11. Ceza Dairesi Esas No: 2015/9554 Karar No: 2017/1301 Karar Tarihi: 23.02.2017
Resmi belgede sahtecilik - özel belgede sahtecilik - Yargıtay 11. Ceza Dairesi 2015/9554 Esas 2017/1301 Karar Sayılı İlamı
Özet:
Sanık hakkında resmi belgede sahtecilik suçundan açılan kamu davasında, mahkeme hükmünü açıkladı. Sanığın mahalle muhtarlığından sahte nüfus cüzdanı talep belgesi aldığı ve Nüfus Müdürlüğü'nden nüfus cüzdanı aldığı eylemi zincirleme suç olarak değerlendirilmedi. Sanığın sahte kimlik belgesiyle bankada mevduat hesabı açtırmasından ibaret eyleminde, kredi kartı veya banka kartı talebinde bulunmaması halinde muhalefet suçunun unsurları bulunmadığına karar verildi. Resmi belgede sahtecilik suçu için sanık hakkında kurulan hüküm, kanun maddelerinin Anayasa Mahkemesi kararıyla yeniden değerlendirilmesini gerektirdiği belirtildi. 5237 sayılı TCK'nın 53. maddesi uygulamasının yeniden değerlendirilmesi zorunluluğuna işaret edildi ve hüküm BOZULDU. Kararda, suçla ilgili kanun maddeleri olan 5237 sayılı Türk Ceza Kanunu'nun 43/1., 5464 sayılı Bankacılık Kanunu ve 5237 sayılı TCK'nın 53. maddesi detaylı ve açıklayıcı bir şekilde yer almadı.

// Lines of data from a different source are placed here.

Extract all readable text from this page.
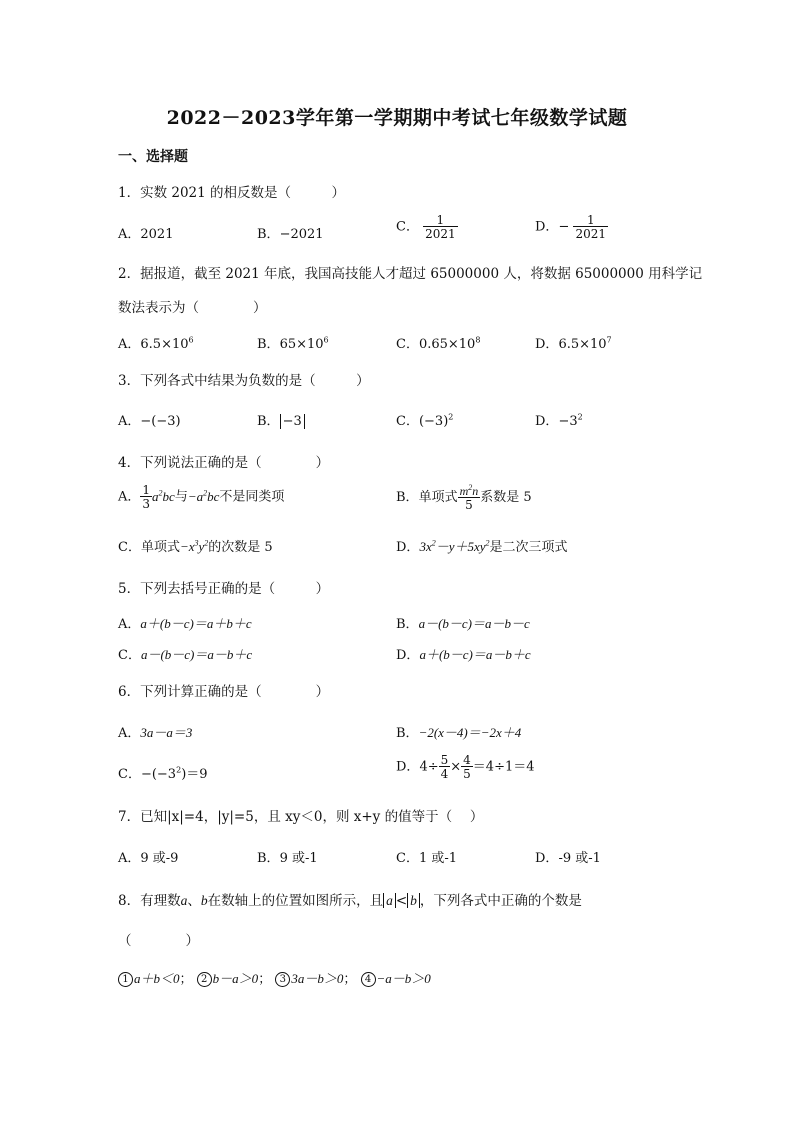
2022－2023学年第一学期期中考试七年级数学试题
一、选择题
1．实数 2021 的相反数是（　　　）
A．2021	B．−2021	C． $\frac{1}{2021}$	D．− $\frac{1}{2021}$
2．据报道，截至 2021 年底，我国高技能人才超过 65000000 人，将数据 65000000 用科学记
数法表示为（　　　　）
A．$6.5\times 10^6$	B．$65\times 10^6$	C．$0.65\times 10^8$	D．$6.5\times 10^7$
3．下列各式中结果为负数的是（　　　）
A．−(−3)	B． −3	C．$(-3)^2$	D．$-3^2$
4．下列说法正确的是（　　　　）
A． $\frac{1}{3} a^2bc$与$-a^2bc$不是同类项	B．单项式 $\frac{m^2n}{5}$ 系数是 5
C．单项式$-x^3y^2$的次数是 5	D．$3x^2-y+5xy^2$是二次三项式
5．下列去括号正确的是（　　　）
A．a＋(b－c)＝a＋b＋c	B．a－(b－c)＝a－b－c
C．a－(b－c)＝a－b＋c	D．a＋(b－c)＝a－b＋c
6．下列计算正确的是（　　　　）
A．3a－a＝3	B．−2(x－4)＝−2x＋4
C．$-(-3^2)=9$	D．$4\div \frac{5}{4} \times \frac{4}{5} =4\div 1=4$
7．已知|x|=4，|y|=5，且 xy＜0，则 x+y 的值等于（　 ）
A．9 或-9	B．9 或-1	C．1 或-1	D．-9 或-1
8．有理数a、b在数轴上的位置如图所示，且 a < b ，下列各式中正确的个数是
（　　　　）
1 a＋b＜0； 2 b－a＞0； 3 3a－b＞0； 4 −a－b＞0
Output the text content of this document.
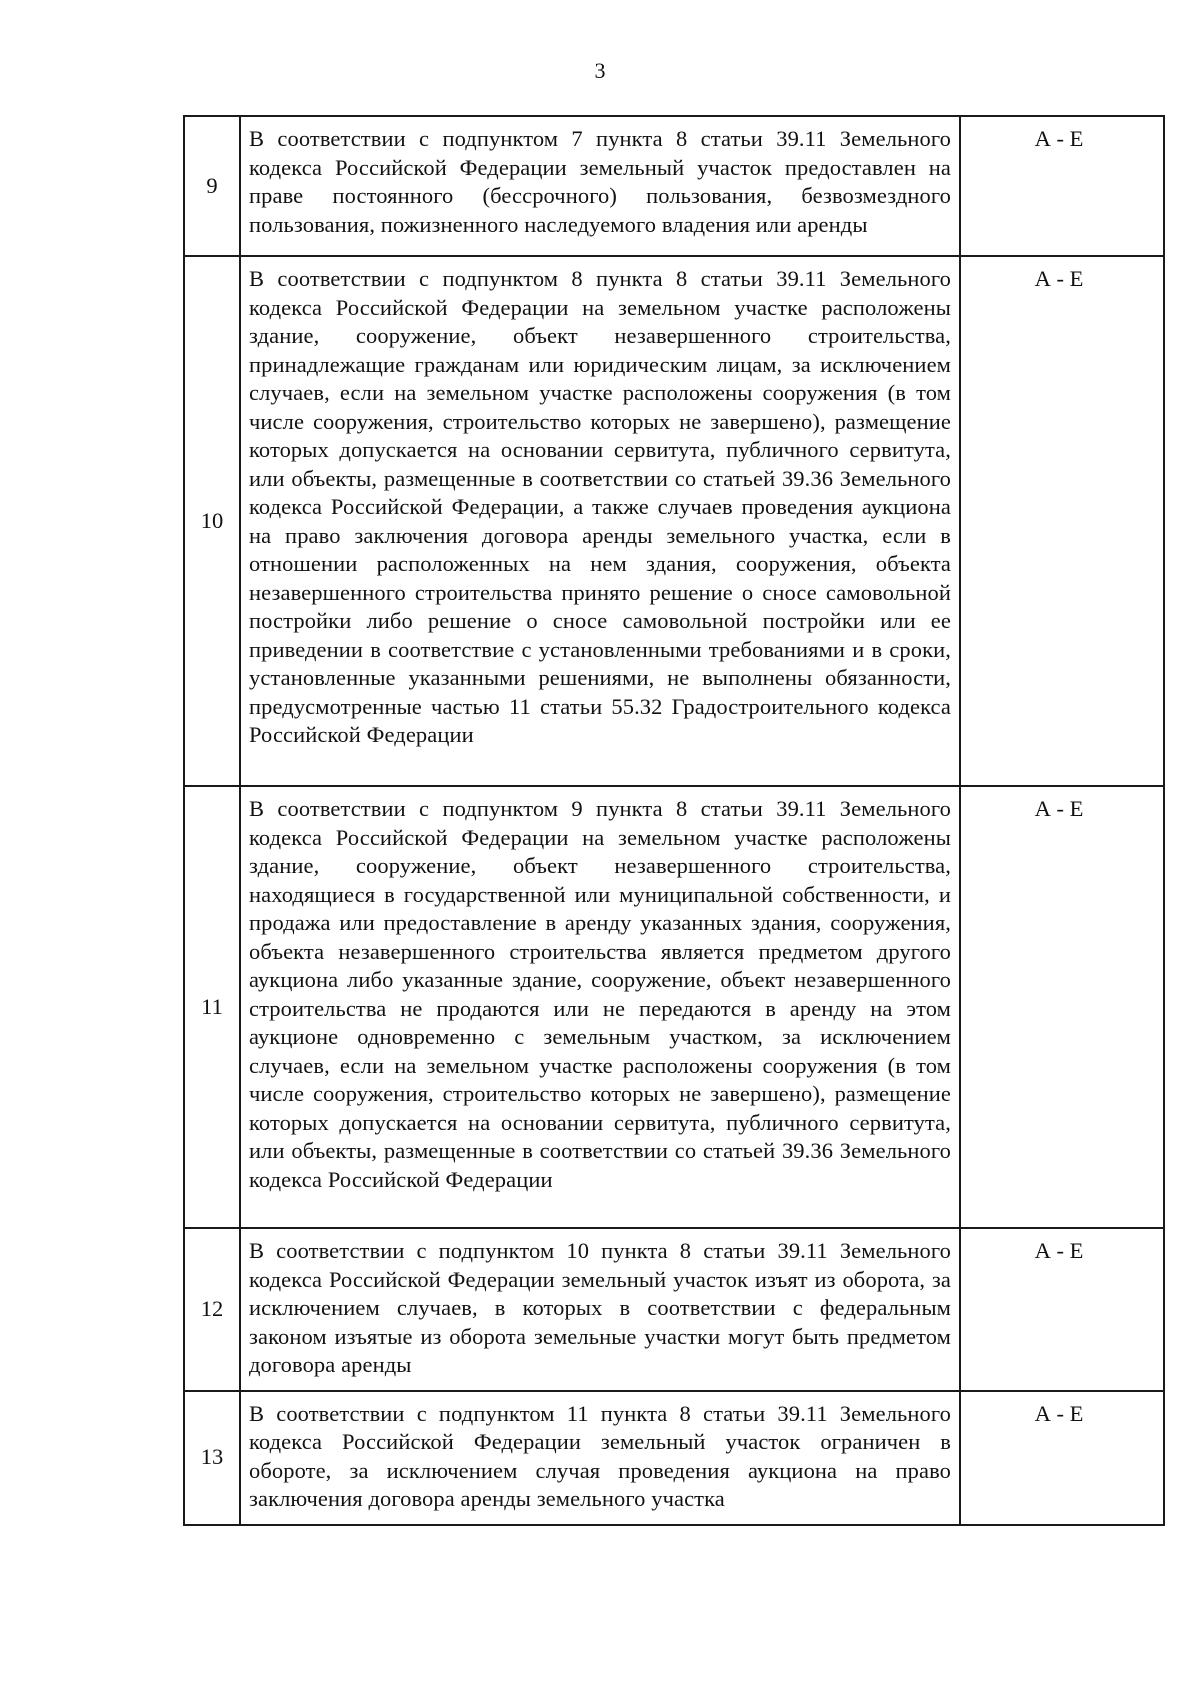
3
9	В соответствии с подпунктом 7 пункта 8 статьи 39.11 Земельного кодекса Российской Федерации земельный участок предоставлен на праве постоянного (бессрочного) пользования, безвозмездного пользования, пожизненного наследуемого владения или аренды	А - Е
10	В соответствии с подпунктом 8 пункта 8 статьи 39.11 Земельного кодекса Российской Федерации на земельном участке расположены здание, сооружение, объект незавершенного строительства, принадлежащие гражданам или юридическим лицам, за исключением случаев, если на земельном участке расположены сооружения (в том числе сооружения, строительство которых не завершено), размещение которых допускается на основании сервитута, публичного сервитута, или объекты, размещенные в соответствии со статьей 39.36 Земельного кодекса Российской Федерации, а также случаев проведения аукциона на право заключения договора аренды земельного участка, если в отношении расположенных на нем здания, сооружения, объекта незавершенного строительства принято решение о сносе самовольной постройки либо решение о сносе самовольной постройки или ее приведении в соответствие с установленными требованиями и в сроки, установленные указанными решениями, не выполнены обязанности, предусмотренные частью 11 статьи 55.32 Градостроительного кодекса Российской Федерации	А - Е
11	В соответствии с подпунктом 9 пункта 8 статьи 39.11 Земельного кодекса Российской Федерации на земельном участке расположены здание, сооружение, объект незавершенного строительства, находящиеся в государственной или муниципальной собственности, и продажа или предоставление в аренду указанных здания, сооружения, объекта незавершенного строительства является предметом другого аукциона либо указанные здание, сооружение, объект незавершенного строительства не продаются или не передаются в аренду на этом аукционе одновременно с земельным участком, за исключением случаев, если на земельном участке расположены сооружения (в том числе сооружения, строительство которых не завершено), размещение которых допускается на основании сервитута, публичного сервитута, или объекты, размещенные в соответствии со статьей 39.36 Земельного кодекса Российской Федерации	А - Е
12	В соответствии с подпунктом 10 пункта 8 статьи 39.11 Земельного кодекса Российской Федерации земельный участок изъят из оборота, за исключением случаев, в которых в соответствии с федеральным законом изъятые из оборота земельные участки могут быть предметом договора аренды	А - Е
13	В соответствии с подпунктом 11 пункта 8 статьи 39.11 Земельного кодекса Российской Федерации земельный участок ограничен в обороте, за исключением случая проведения аукциона на право заключения договора аренды земельного участка	А - Е
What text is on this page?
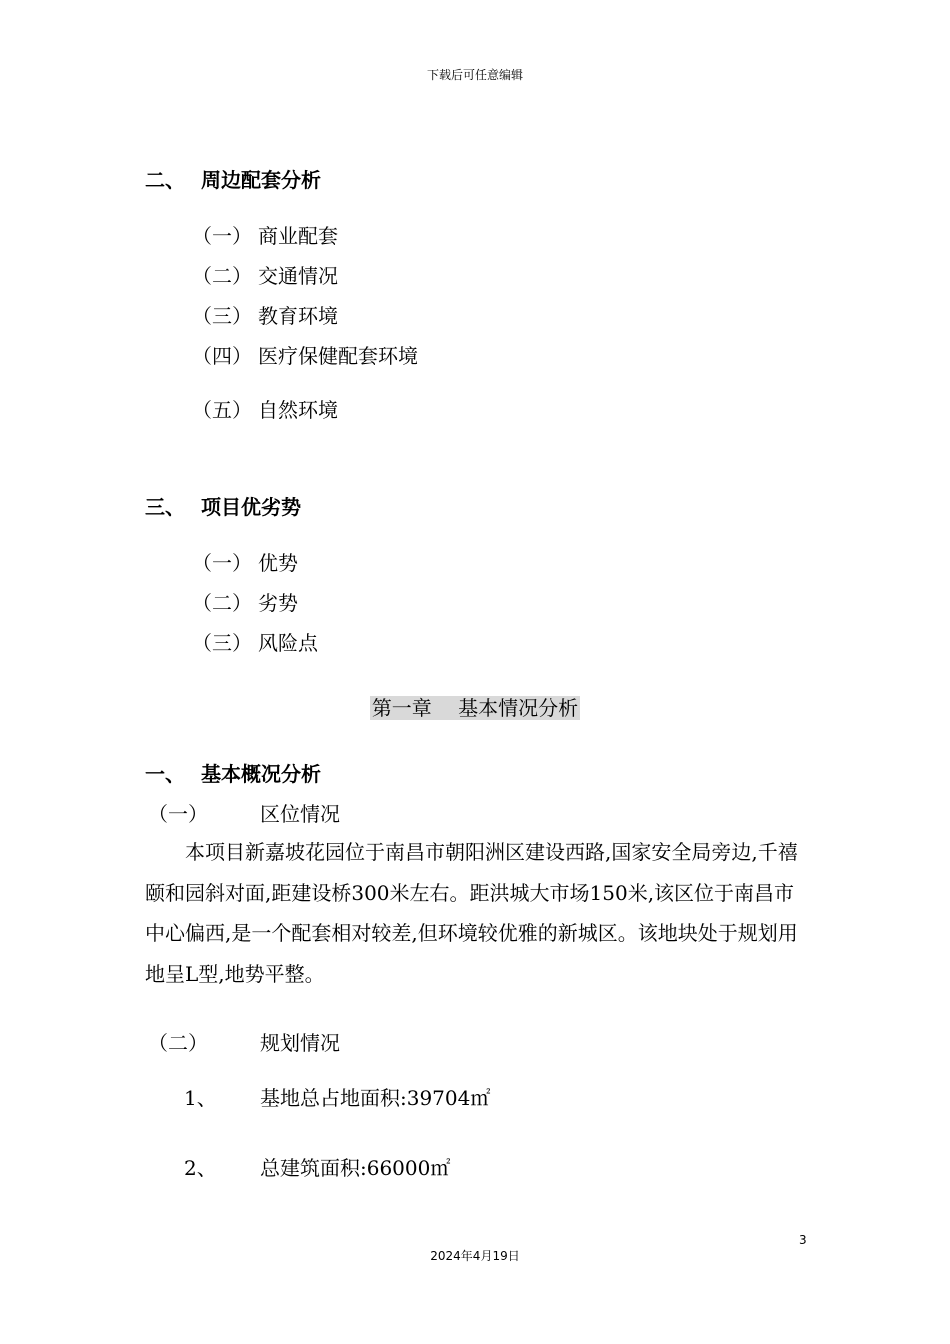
下载后可任意编辑
二、 周边配套分析
（一） 商业配套
（二） 交通情况
（三） 教育环境
（四） 医疗保健配套环境
（五） 自然环境
三、 项目优劣势
（一） 优势
（二） 劣势
（三） 风险点
第一章　 基本情况分析
一、 基本概况分析
（一）	区位情况
本项目新嘉坡花园位于南昌市朝阳洲区建设西路,国家安全局旁边,千禧颐和园斜对面,距建设桥300米左右。距洪城大市场150米,该区位于南昌市中心偏西,是一个配套相对较差,但环境较优雅的新城区。该地块处于规划用地呈L型,地势平整。
（二）	规划情况
1、 基地总占地面积:39704㎡
2、 总建筑面积:66000㎡
3
2024年4月19日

11. Ceza Dairesi 2015/9554 E. , 2017/1301 K.
"İçtihat Metni"
MAHKEMESİ :Asliye Ceza Mahkemesi SUÇ : Resmi belgede sahtecilik, özel belgede sahtecilik HÜKÜM : Mahkumiyet
1-Sanık hakkında dava konusu eylem ile ilgili olarak nitelikli dolandırıcılık, kredi kartının kötüye kullanılması ve resmi belgede sahtecilik suçlarından tefrik olunarak Sakarya Cumhuriyet Başsavcılığı’nın 2010/17 soruşturma numarası üzerinden yürütülmekte olduğu anlaşılan hazırlık soruşturmasının akibeti araştırılarak, sanık hakkında kamu davası açıldığının anlaşılması halinde bu dava ile birleştirilerek görülmesi, birleştirmenin mümkün bulunmaması halinde bu davayı ilgilendiren delillerin onaylı örneklerinin dosyaya intikalinin sağlanması gerektiğinin gözetilmemesi, Kabule göre ise; 2- Sanığın muhtarlıktan aldığı sahte nüfus cüzdanı talep belgesine istinaden, Nüfus Müdürlüğü’nden nüfus cüzdanı aldığı eylemde, sanık hakkında 5237 sayılı TCK’nın 43/1. maddesi gereğince zincirleme suç hükümlerinin tatbik olunması gerektiğinin gözetilmemesi, 3- Sanığın, sahte kimlik belgesi ile bankada mevduat hesabı açtırmasından ibaret eyleminde, kredi kartı veya banka kartı talebinde bulunmaması halinde 5464 sayılı Yasa hükümlerine muhalefet suçunun unsurlarının bulunmadığı gözetilmeden, yazılı şekilde hüküm tesisi, 4- Sanık hakkında resmi belgede sahtecilik suçundan kurulan hüküm yönünden; 5237 sayılı TCK’nun 53. maddesine ilişkin uygulamanın Anayasa Mahkemesinin 08.10.2015 gün 2014/140 Esas, 2015/85 sayılı iptal kararı ile birlikte yeniden değerlendirilmesinde zorunluluk bulunması, Bozmayı gerektirmiş, sanığın temyiz itirazları bu itibarla yerinde görülmüş olduğundan hükmün bu sebeplerden dolayı 5320 sayılı Yasanın 8/1. maddesi gereğince uygulanması gereken 1412 sayılı CMUK"nun 321. maddesi uyarınca BOZULMASINA, sonuç ceza miktarı bakımından kazanılmış hakkın saklı tutulmasına 23.02.2017 gününde oybirliğiyle karar verildi.